The outside reader on the Glasscock Book Prize committee, Brian Cowan, Assistant Professor, Department of History, Yale University, made a presentation titled “An Open Elite: Virtuosity and Peculiarities of English Connoisseurship.”
Fourth Annual Book Prize (2002)
Keith Wailoo, of the Department of History and the Institute for Health, Health Care Policy, and Aging Research at Rutgers University, for his book Dying in the City of the Blues: Sickle Cell Anemia and the Politics of Race and Health (The University of North Carolina Press, 2001). He presented a public lecture entitled, “From White Plague to Black Death: The Strange Career of Race & Cancer in 20th Century America.”
The outside reader on the Glasscock Book Prize committee, Audrey Jaffe, Center for Cultural Studies, UC-Santa Cruz, made a presentation titled “Bodies on the Line: Figures of Nineteenth-Century Studies.”
Third Annual Book Prize (2001)
Daniel Albright, Richard L. Turner Professor in the Humanities, University of Rochester, for his book Untwisting the Serpent: Modernism in Music, Literature, and Other Arts (The University of Chicago Press, 2000).
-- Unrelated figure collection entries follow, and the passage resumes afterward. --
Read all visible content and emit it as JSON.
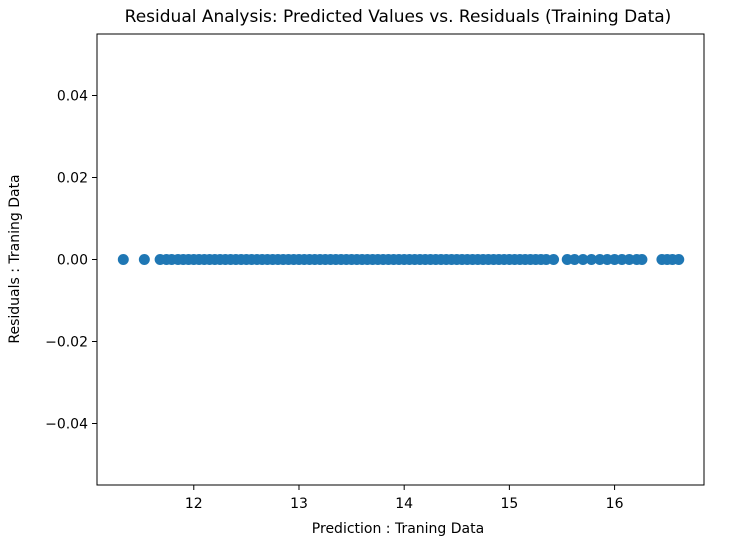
{
  "chart_data": {
    "type": "scatter",
    "title": "Residual Analysis: Predicted Values vs. Residuals (Training Data)",
    "xlabel": "Prediction : Traning Data",
    "ylabel": "Residuals : Traning Data",
    "xlim": [
      11.08,
      16.85
    ],
    "ylim": [
      -0.055,
      0.055
    ],
    "xticks": [
      12,
      13,
      14,
      15,
      16
    ],
    "xtick_labels": [
      "12",
      "13",
      "14",
      "15",
      "16"
    ],
    "yticks": [
      0.04,
      0.02,
      0.0,
      -0.02,
      -0.04
    ],
    "ytick_labels": [
      "0.04",
      "0.02",
      "0.00",
      "−0.02",
      "−0.04"
    ],
    "grid": false,
    "marker_color": "#1f77b4",
    "x": [
      11.33,
      11.53,
      11.68,
      11.74,
      11.79,
      11.85,
      11.9,
      11.95,
      12.0,
      12.05,
      12.1,
      12.15,
      12.2,
      12.25,
      12.3,
      12.35,
      12.4,
      12.45,
      12.5,
      12.55,
      12.6,
      12.65,
      12.7,
      12.75,
      12.8,
      12.85,
      12.9,
      12.95,
      13.0,
      13.05,
      13.1,
      13.15,
      13.2,
      13.25,
      13.3,
      13.35,
      13.4,
      13.45,
      13.5,
      13.55,
      13.6,
      13.65,
      13.7,
      13.75,
      13.8,
      13.85,
      13.9,
      13.95,
      14.0,
      14.05,
      14.1,
      14.15,
      14.2,
      14.25,
      14.3,
      14.35,
      14.4,
      14.45,
      14.5,
      14.55,
      14.6,
      14.65,
      14.7,
      14.75,
      14.8,
      14.85,
      14.9,
      14.95,
      15.0,
      15.05,
      15.1,
      15.15,
      15.2,
      15.25,
      15.3,
      15.35,
      15.42,
      15.55,
      15.62,
      15.7,
      15.78,
      15.86,
      15.93,
      16.0,
      16.07,
      16.14,
      16.21,
      16.26,
      16.45,
      16.5,
      16.55,
      16.61
    ],
    "y": [
      0.0,
      0.0,
      0.0,
      0.0,
      0.0,
      0.0,
      0.0,
      0.0,
      0.0,
      0.0,
      0.0,
      0.0,
      0.0,
      0.0,
      0.0,
      0.0,
      0.0,
      0.0,
      0.0,
      0.0,
      0.0,
      0.0,
      0.0,
      0.0,
      0.0,
      0.0,
      0.0,
      0.0,
      0.0,
      0.0,
      0.0,
      0.0,
      0.0,
      0.0,
      0.0,
      0.0,
      0.0,
      0.0,
      0.0,
      0.0,
      0.0,
      0.0,
      0.0,
      0.0,
      0.0,
      0.0,
      0.0,
      0.0,
      0.0,
      0.0,
      0.0,
      0.0,
      0.0,
      0.0,
      0.0,
      0.0,
      0.0,
      0.0,
      0.0,
      0.0,
      0.0,
      0.0,
      0.0,
      0.0,
      0.0,
      0.0,
      0.0,
      0.0,
      0.0,
      0.0,
      0.0,
      0.0,
      0.0,
      0.0,
      0.0,
      0.0,
      0.0,
      0.0,
      0.0,
      0.0,
      0.0,
      0.0,
      0.0,
      0.0,
      0.0,
      0.0,
      0.0,
      0.0,
      0.0,
      0.0,
      0.0,
      0.0
    ]
  }
}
He presented a public lecture entitled “Noble Savages in Armani Suits: Poetry, Painting, and Music in Late Twentieth-Century America.”
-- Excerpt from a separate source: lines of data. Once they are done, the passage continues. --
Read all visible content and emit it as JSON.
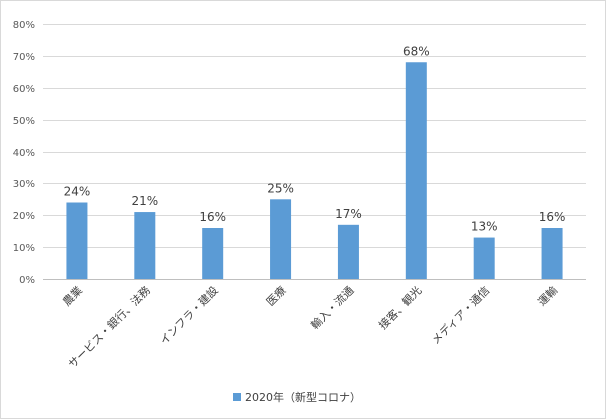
{
  "chart_data": {
    "type": "bar",
    "categories": [
      "農業",
      "サービス・銀行、法務",
      "インフラ・建設",
      "医療",
      "輸入・流通",
      "接客、観光",
      "メディア・通信",
      "運輸"
    ],
    "series": [
      {
        "name": "2020年（新型コロナ）",
        "values": [
          24,
          21,
          16,
          25,
          17,
          68,
          13,
          16
        ],
        "color": "#5b9bd5"
      }
    ],
    "value_suffix": "%",
    "ylim": [
      0,
      80
    ],
    "yticks": [
      0,
      10,
      20,
      30,
      40,
      50,
      60,
      70,
      80
    ],
    "grid": true,
    "legend_position": "bottom",
    "xlabel": "",
    "ylabel": ""
  }
}
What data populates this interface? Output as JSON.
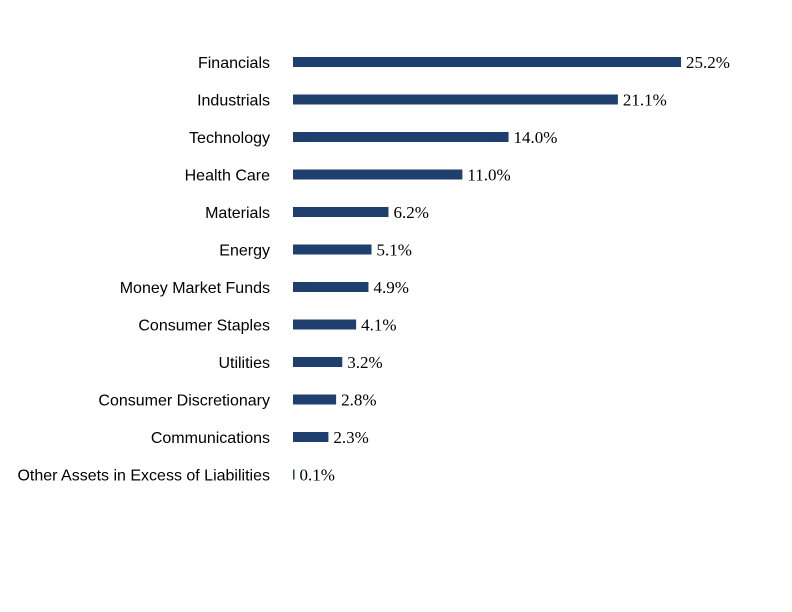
{
  "chart_data": {
    "type": "bar",
    "orientation": "horizontal",
    "title": "",
    "xlabel": "",
    "ylabel": "",
    "categories": [
      "Financials",
      "Industrials",
      "Technology",
      "Health Care",
      "Materials",
      "Energy",
      "Money Market Funds",
      "Consumer Staples",
      "Utilities",
      "Consumer Discretionary",
      "Communications",
      "Other Assets in Excess of Liabilities"
    ],
    "values": [
      25.2,
      21.1,
      14.0,
      11.0,
      6.2,
      5.1,
      4.9,
      4.1,
      3.2,
      2.8,
      2.3,
      0.1
    ],
    "value_labels": [
      "25.2%",
      "21.1%",
      "14.0%",
      "11.0%",
      "6.2%",
      "5.1%",
      "4.9%",
      "4.1%",
      "3.2%",
      "2.8%",
      "2.3%",
      "0.1%"
    ],
    "xlim": [
      0,
      25.2
    ],
    "grid": false,
    "legend": "none",
    "bar_color": "#1f3f6e"
  }
}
The outside reader on the Glasscock Book Prize committee, Samuel Gladden, Assistant Professor of English at the University of Northern Iowa, also made a presentation titled “Lacunae and Textual Summation: Absences, Gaps, and Other Sexy Spaces in the British Nineteenth Century.”
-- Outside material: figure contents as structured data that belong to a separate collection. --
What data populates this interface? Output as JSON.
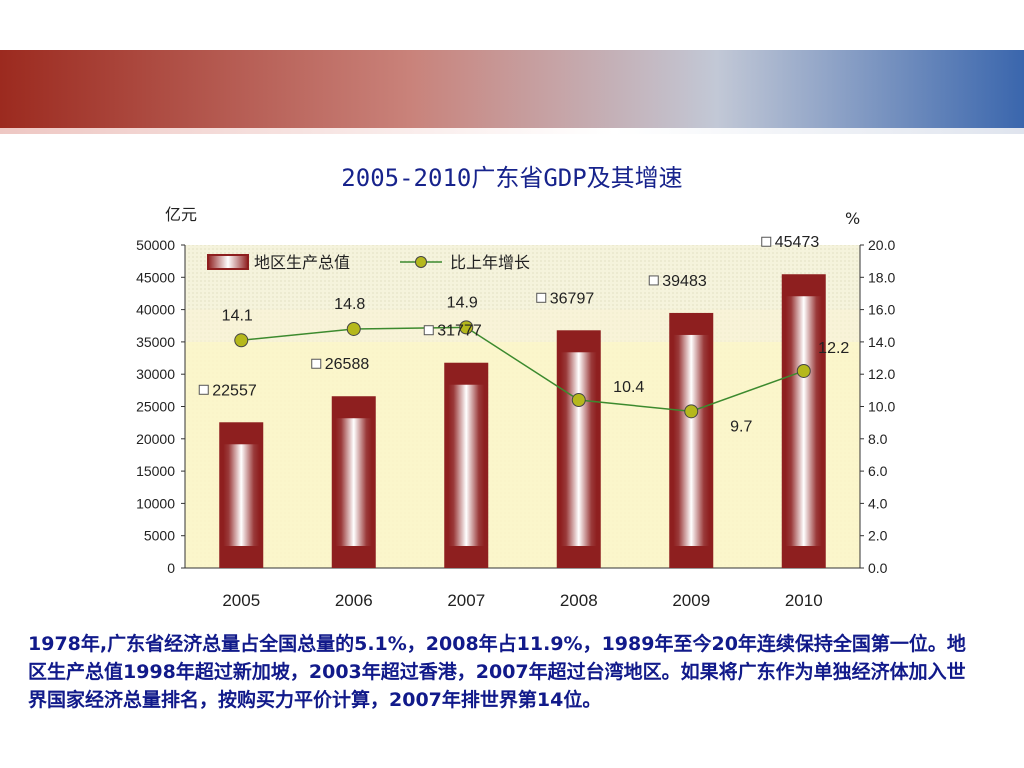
{
  "chart_data": {
    "type": "bar",
    "title": "2005-2010广东省GDP及其增速",
    "categories": [
      "2005",
      "2006",
      "2007",
      "2008",
      "2009",
      "2010"
    ],
    "series": [
      {
        "name": "地区生产总值",
        "type": "bar",
        "axis": "left",
        "values": [
          22557,
          26588,
          31777,
          36797,
          39483,
          45473
        ],
        "color": "#8e1f1f"
      },
      {
        "name": "比上年增长",
        "type": "line",
        "axis": "right",
        "values": [
          14.1,
          14.8,
          14.9,
          10.4,
          9.7,
          12.2
        ],
        "color": "#3c8a2e",
        "marker_color": "#b5b81c"
      }
    ],
    "left_axis": {
      "label": "亿元",
      "range": [
        0,
        50000
      ],
      "ticks": [
        "0",
        "5000",
        "10000",
        "15000",
        "20000",
        "25000",
        "30000",
        "35000",
        "40000",
        "45000",
        "50000"
      ]
    },
    "right_axis": {
      "label": "%",
      "range": [
        0,
        20
      ],
      "ticks": [
        "0.0",
        "2.0",
        "4.0",
        "6.0",
        "8.0",
        "10.0",
        "12.0",
        "14.0",
        "16.0",
        "18.0",
        "20.0"
      ]
    },
    "bar_labels": [
      "22557",
      "26588",
      "31777",
      "36797",
      "39483",
      "45473"
    ],
    "line_labels": [
      "14.1",
      "14.8",
      "14.9",
      "10.4",
      "9.7",
      "12.2"
    ],
    "legend_position": "top-left",
    "grid": false
  },
  "paragraph": "1978年,广东省经济总量占全国总量的5.1%，2008年占11.9%，1989年至今20年连续保持全国第一位。地区生产总值1998年超过新加坡，2003年超过香港，2007年超过台湾地区。如果将广东作为单独经济体加入世界国家经济总量排名，按购买力平价计算，2007年排世界第14位。"
}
Second Annual Book Prize (2000)
Mary Baine Campbell, Professor of English at Brandeis University, for her book, Wonder and Science: Imagining Worlds in Early Modern Europe (Cornell University Press, 1999). She accepted the award and delivered a public lecture entitled “Dreaming, Motion, Meaning: Oneiric Transport in Seventeenth-Century England.” Wonder and Science also won the Modern Language Associations James Russell Lowell Prize in 2001. Dr. Campbell also received a Guggenheim Foundation Fellowship for her research in 2002.
First Annual Book Prize (1999)
Dana D. Nelson, Professor of English and Social Theory at the University of Kentucky, for her book, National Manhood: Capitalist Citizenship and the Imagined Fraternity of White Men (Duke University Press, 1998). She accepted the award and delivered a public lecture entitled “Representative/Democracy: Presidential Management and Civic Identity.”